After such a tremendous win in the afternoon’s 9-2 victory, Rays fans couldn’t be helped but to go into the night game feeling a little cocky. After all, the team had won the first two games of the series, and a Yankees loss had put the Rays a half game up in the AL East. Things felt like they were really tipping Tampa Bay’s way.
And yet, as the evening game unfolded, it became clear that the team could not hold out on luck alone. Both teams initially struggled to score, going almost three full innings before Michael Chavis got the first RBIs of the game for the Red Sox.
Pitching-wise, Ryne Stanek didn’t look too bad overall, going 1 1⁄3 innings of work before being replaced by Colin Poche, making his major league debut. A fun note on Poche, who was just called up yesterday, on his way to the game his Uber was stuck in stand-still traffic, and Poche feared missing his debut, so he got out of the car and walked a mile to make it to Fenway on time for the game. His excitement was written all over his face, as he was barely able to contain his smile coming off his first inning of work in the second, getting out the remainder of the side for Stanek. In the third he left two runners on and exited still looking excited to be having his big league moment in one of baseball’s oldest parks. He threw a remarkable 21 strikes for his 24 pitches.
He was replaced by Austin Pruitt, who unfortunately quickly allowed Poche’s remaining base runners to score — on that aforementioned Chavis double — and had the Red Sox up 2-0.
The Rays responded in the fifth with a Heredia RBI double to score Kiermaier, but the team was unable to make use of any of their other baserunners. In the bottom of the fifth the Red Sox quickly retaliated with another run — a Mookie Betts sac fly. In the sixth, the longest inning in baseball history (okay I have no evidence of that) the Rays left the bases loaded, and then the Red Sox scored two more on a Hernandez double.

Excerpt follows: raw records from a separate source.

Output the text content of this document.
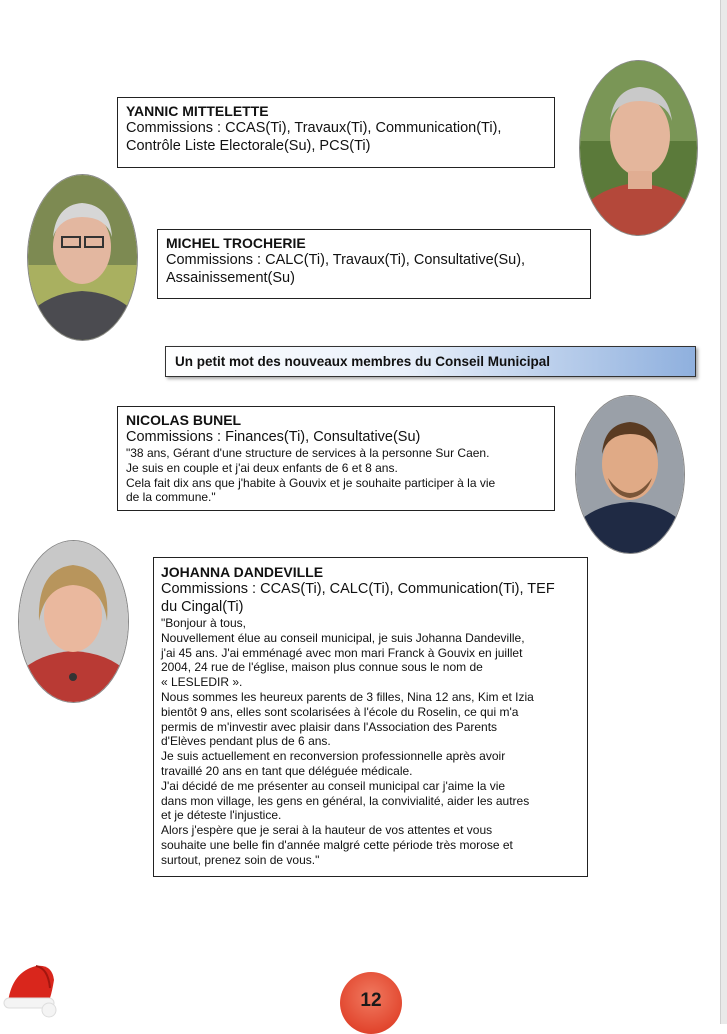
YANNIC MITTELETTE
Commissions : CCAS(Ti), Travaux(Ti), Communication(Ti),
Contrôle Liste Electorale(Su), PCS(Ti)
MICHEL TROCHERIE
Commissions : CALC(Ti), Travaux(Ti), Consultative(Su),
Assainissement(Su)
Un petit mot des nouveaux membres du Conseil Municipal
NICOLAS BUNEL
Commissions : Finances(Ti), Consultative(Su)
"38 ans, Gérant d'une structure de services à la personne Sur Caen.
Je suis en couple et j'ai deux enfants de 6 et 8 ans.
Cela fait dix ans que j'habite à Gouvix et je souhaite participer à la vie
de la commune."
JOHANNA DANDEVILLE
Commissions : CCAS(Ti), CALC(Ti), Communication(Ti), TEF
du Cingal(Ti)
"Bonjour à tous,
Nouvellement élue au conseil municipal, je suis Johanna Dandeville,
j'ai 45 ans. J'ai emménagé avec mon mari Franck à Gouvix en juillet
2004, 24 rue de l'église, maison plus connue sous le nom de
« LESLEDIR ».
Nous sommes les heureux parents de 3 filles, Nina 12 ans, Kim et Izia
bientôt 9 ans, elles sont scolarisées à l'école du Roselin, ce qui m'a
permis de m'investir avec plaisir dans l'Association des Parents
d'Elèves pendant plus de 6 ans.
Je suis actuellement en reconversion professionnelle après avoir
travaillé 20 ans en tant que déléguée médicale.
J'ai décidé de me présenter au conseil municipal car j'aime la vie
dans mon village, les gens en général, la convivialité, aider les autres
et je déteste l'injustice.
Alors j'espère que je serai à la hauteur de vos attentes et vous
souhaite une belle fin d'année malgré cette période très morose et
surtout, prenez soin de vous."
12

During this, Pruitt looked utterly lost as to where the strike zone was, throwing ball after ball almost in the dirt, including at least one based-loaded wild pitch over Mike Zunino’s head that thankfully bounced right back to the catcher. It certainly didn’t help that home plate umpire Laz Diaz had the most absurd strike zone I’ve seen in recent history, allowing wildly outside pitches to right-handed batters to be called strikes, something that Red Sox started David Price took advantage of over his six full innings of work. The same zone seemed to hinder Pruitt, who kept trying to paint the lower corners of the zone only to have his balls miss wildly, or be called balls even when they were in the zone.
It was rough. Avisail Garcia got into quite the argument with Diaz about it at one point, and even Willy Adames took time to have a polite discussion with the umpire about how fair off base his calls were. It didn’t help, Adames struck out looking twice. He also very nearly got a run, only to be called out at the plate. A replay call did not go the Rays way.
There are a lot of places one could lay blame for the Rays loss: exhaustion after back-to-back games, an overworked bullpen with no traditional long-relief guy to take Pruitt’s role, bad calls from the umpire. But no matter how you look at it, it was just a tough game. Price looked solid for the Red Sox, racking up his highest pitch count of the season, and while Poche had a nice 1.1 innings for the Rays, the rest of the pitching staff looked gassed and struggling.
After an uneventful eighth inning whipped by at a speedy clip compared to the nine-year sixth inning, the Rays were down to their last three men, with a four-run deficit to overcome. This was, of course, a team that had scored four runs in the ninth inning mere hours earlier. Anything was possible.
Kiermaier was able to get a single thanks to speedy baserunning and a wildly overthrown pitch to first from Barnes. Kiermaier and Garcia both were able to make impressive runs to first in today’s game as a result of speed. Barnes was charged with an error and Kiermaier advanced to second base. Arroyo damn near made it to first base on a strikeout in the dirt, but soon the Rays were down to their last man: Heredia.
Unfortunately the Rays were unable to make a miracle happen in the ninth and the game went to the Red Sox 5-1. There’s still Bump Day waiting on Sunday, for the Rays to get a chance at taking three games in the series.